Some may find it hard to imagine why anyone would want to engage daily with this kind of darkness and deep trauma. But as she stated on “Desert Island Discs”, Adshead regards hers as “the most interesting job that anybody could have, because you get to deal with the big themes of life”. She aspired to be a doctor from childhood, and once qualified found herself engrossed by the moral dilemmas the practice of medicine often presents. “I was also very interested in the law and that’s what first got me into forensic work, because the law is one way we decide these ‘should’ questions. Should this baby live? Should this man be allowed to refuse treatment? These are extraordinary human questions.”

What is remarkable about The Devil You Know is the way it helps the reader move beyond the initial horror of reading about what human beings are capable of, to a place of “radical empathy” in which the humanity of the people we encounter comes to the fore. The book is the antithesis of the kind of true-crime reading which gratuitously details violent crimes but bring nothing to our understanding of them. The overwhelming emotion as you read is not horror but sadness, as Adshead intended. “There is no thrill, no frisson. Instead you realise how incredibly sad it is that these people have thrown their lives away, and sometimes those of other people as well,” she says.

What is also profoundly sad, and enraging, is that deep inadequacies in mental health provision so often lie at the root of these stories. The effect of sweeping financial cuts over the past decade, Adshead tells me (“you’ll get me ranting now”), is that “we have a mental health service that has a skeleton staff, making it very difficult to get any kind of psychological therapy. If you don’t meet the threshold for serious mental illness, you’ll just be told to go away. And that often now includes being suicidal. The terrible irony is that if you commit a very serious offence when you are mentally ill, you will get fantastic treatment.”

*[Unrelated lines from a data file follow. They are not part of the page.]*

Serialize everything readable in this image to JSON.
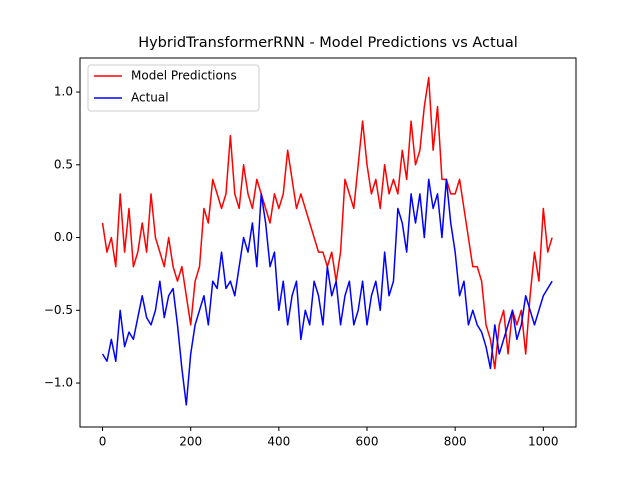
{
  "chart_data": {
    "type": "line",
    "title": "HybridTransformerRNN - Model Predictions vs Actual",
    "x": [
      0,
      10,
      20,
      30,
      40,
      50,
      60,
      70,
      80,
      90,
      100,
      110,
      120,
      130,
      140,
      150,
      160,
      170,
      180,
      190,
      200,
      210,
      220,
      230,
      240,
      250,
      260,
      270,
      280,
      290,
      300,
      310,
      320,
      330,
      340,
      350,
      360,
      370,
      380,
      390,
      400,
      410,
      420,
      430,
      440,
      450,
      460,
      470,
      480,
      490,
      500,
      510,
      520,
      530,
      540,
      550,
      560,
      570,
      580,
      590,
      600,
      610,
      620,
      630,
      640,
      650,
      660,
      670,
      680,
      690,
      700,
      710,
      720,
      730,
      740,
      750,
      760,
      770,
      780,
      790,
      800,
      810,
      820,
      830,
      840,
      850,
      860,
      870,
      880,
      890,
      900,
      910,
      920,
      930,
      940,
      950,
      960,
      970,
      980,
      990,
      1000,
      1010,
      1020
    ],
    "series": [
      {
        "name": "Model Predictions",
        "color": "#ff0000",
        "values": [
          0.1,
          -0.1,
          0.0,
          -0.2,
          0.3,
          -0.1,
          0.2,
          -0.2,
          -0.1,
          0.1,
          -0.1,
          0.3,
          0.0,
          -0.1,
          -0.2,
          0.0,
          -0.2,
          -0.3,
          -0.2,
          -0.4,
          -0.6,
          -0.3,
          -0.2,
          0.2,
          0.1,
          0.4,
          0.3,
          0.2,
          0.3,
          0.7,
          0.3,
          0.2,
          0.5,
          0.3,
          0.2,
          0.4,
          0.3,
          0.2,
          0.1,
          0.3,
          0.2,
          0.3,
          0.6,
          0.4,
          0.2,
          0.3,
          0.2,
          0.1,
          0.0,
          -0.1,
          -0.1,
          -0.2,
          -0.1,
          -0.3,
          -0.1,
          0.4,
          0.3,
          0.2,
          0.5,
          0.8,
          0.5,
          0.3,
          0.4,
          0.2,
          0.5,
          0.3,
          0.4,
          0.3,
          0.6,
          0.4,
          0.8,
          0.5,
          0.6,
          0.9,
          1.1,
          0.6,
          0.9,
          0.4,
          0.4,
          0.3,
          0.3,
          0.4,
          0.2,
          0.0,
          -0.2,
          -0.2,
          -0.3,
          -0.6,
          -0.7,
          -0.9,
          -0.6,
          -0.5,
          -0.8,
          -0.5,
          -0.6,
          -0.5,
          -0.8,
          -0.4,
          -0.1,
          -0.3,
          0.2,
          -0.1,
          0.0
        ]
      },
      {
        "name": "Actual",
        "color": "#0000ff",
        "values": [
          -0.8,
          -0.85,
          -0.7,
          -0.85,
          -0.5,
          -0.75,
          -0.65,
          -0.7,
          -0.55,
          -0.4,
          -0.55,
          -0.6,
          -0.5,
          -0.3,
          -0.55,
          -0.4,
          -0.35,
          -0.6,
          -0.9,
          -1.15,
          -0.8,
          -0.6,
          -0.5,
          -0.4,
          -0.6,
          -0.3,
          -0.35,
          -0.1,
          -0.35,
          -0.3,
          -0.4,
          -0.2,
          0.0,
          -0.1,
          0.1,
          -0.2,
          0.3,
          0.1,
          -0.2,
          -0.1,
          -0.5,
          -0.3,
          -0.6,
          -0.4,
          -0.3,
          -0.7,
          -0.5,
          -0.6,
          -0.3,
          -0.4,
          -0.6,
          -0.2,
          -0.4,
          -0.3,
          -0.6,
          -0.4,
          -0.3,
          -0.6,
          -0.5,
          -0.3,
          -0.6,
          -0.4,
          -0.3,
          -0.5,
          -0.1,
          -0.4,
          -0.3,
          0.2,
          0.1,
          -0.1,
          0.3,
          0.1,
          0.3,
          0.0,
          0.4,
          0.2,
          0.3,
          0.0,
          0.4,
          0.1,
          -0.1,
          -0.4,
          -0.3,
          -0.6,
          -0.5,
          -0.6,
          -0.65,
          -0.75,
          -0.9,
          -0.6,
          -0.8,
          -0.7,
          -0.6,
          -0.5,
          -0.7,
          -0.6,
          -0.4,
          -0.5,
          -0.6,
          -0.5,
          -0.4,
          -0.35,
          -0.3
        ]
      }
    ],
    "xlim": [
      -51.15,
      1074.15
    ],
    "ylim": [
      -1.302,
      1.234
    ],
    "xticks": [
      0,
      200,
      400,
      600,
      800,
      1000
    ],
    "yticks": [
      {
        "value": -1.0,
        "label": "−1.0"
      },
      {
        "value": -0.5,
        "label": "−0.5"
      },
      {
        "value": 0,
        "label": "0.0"
      },
      0.5,
      {
        "value": 1.0,
        "label": "1.0"
      }
    ],
    "grid": false,
    "legend": "upper-left"
  }
}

Just as there are now books which urge us to reconsider our hitherto skewed and polarised views of gender and race, The Devil You Know asks us to rethink another binary, that between good and evil; in defiance of former prime minister John Major’s famous pronouncement that, “Society needs to condemn a little more, and understand a little less”. Reading about the crimes of those in The Devil May Care may stiffen your resolve to do just that. Or you may do what Adshead hopes, and challenge yourself to take some “deep dives down to where dark stories hold much enlightenment”.

Book extract 
Over the years, I’ve come to think of my patients as survivors of a disaster, where they are the disaster and my colleagues and I are the first responders. I meet them at a turning point in their lives and help them to come to terms with a new identity, which may feel indelible: as one of my patients memorably put it, ‘You can be an ex-bus driver but not an ex-murderer”.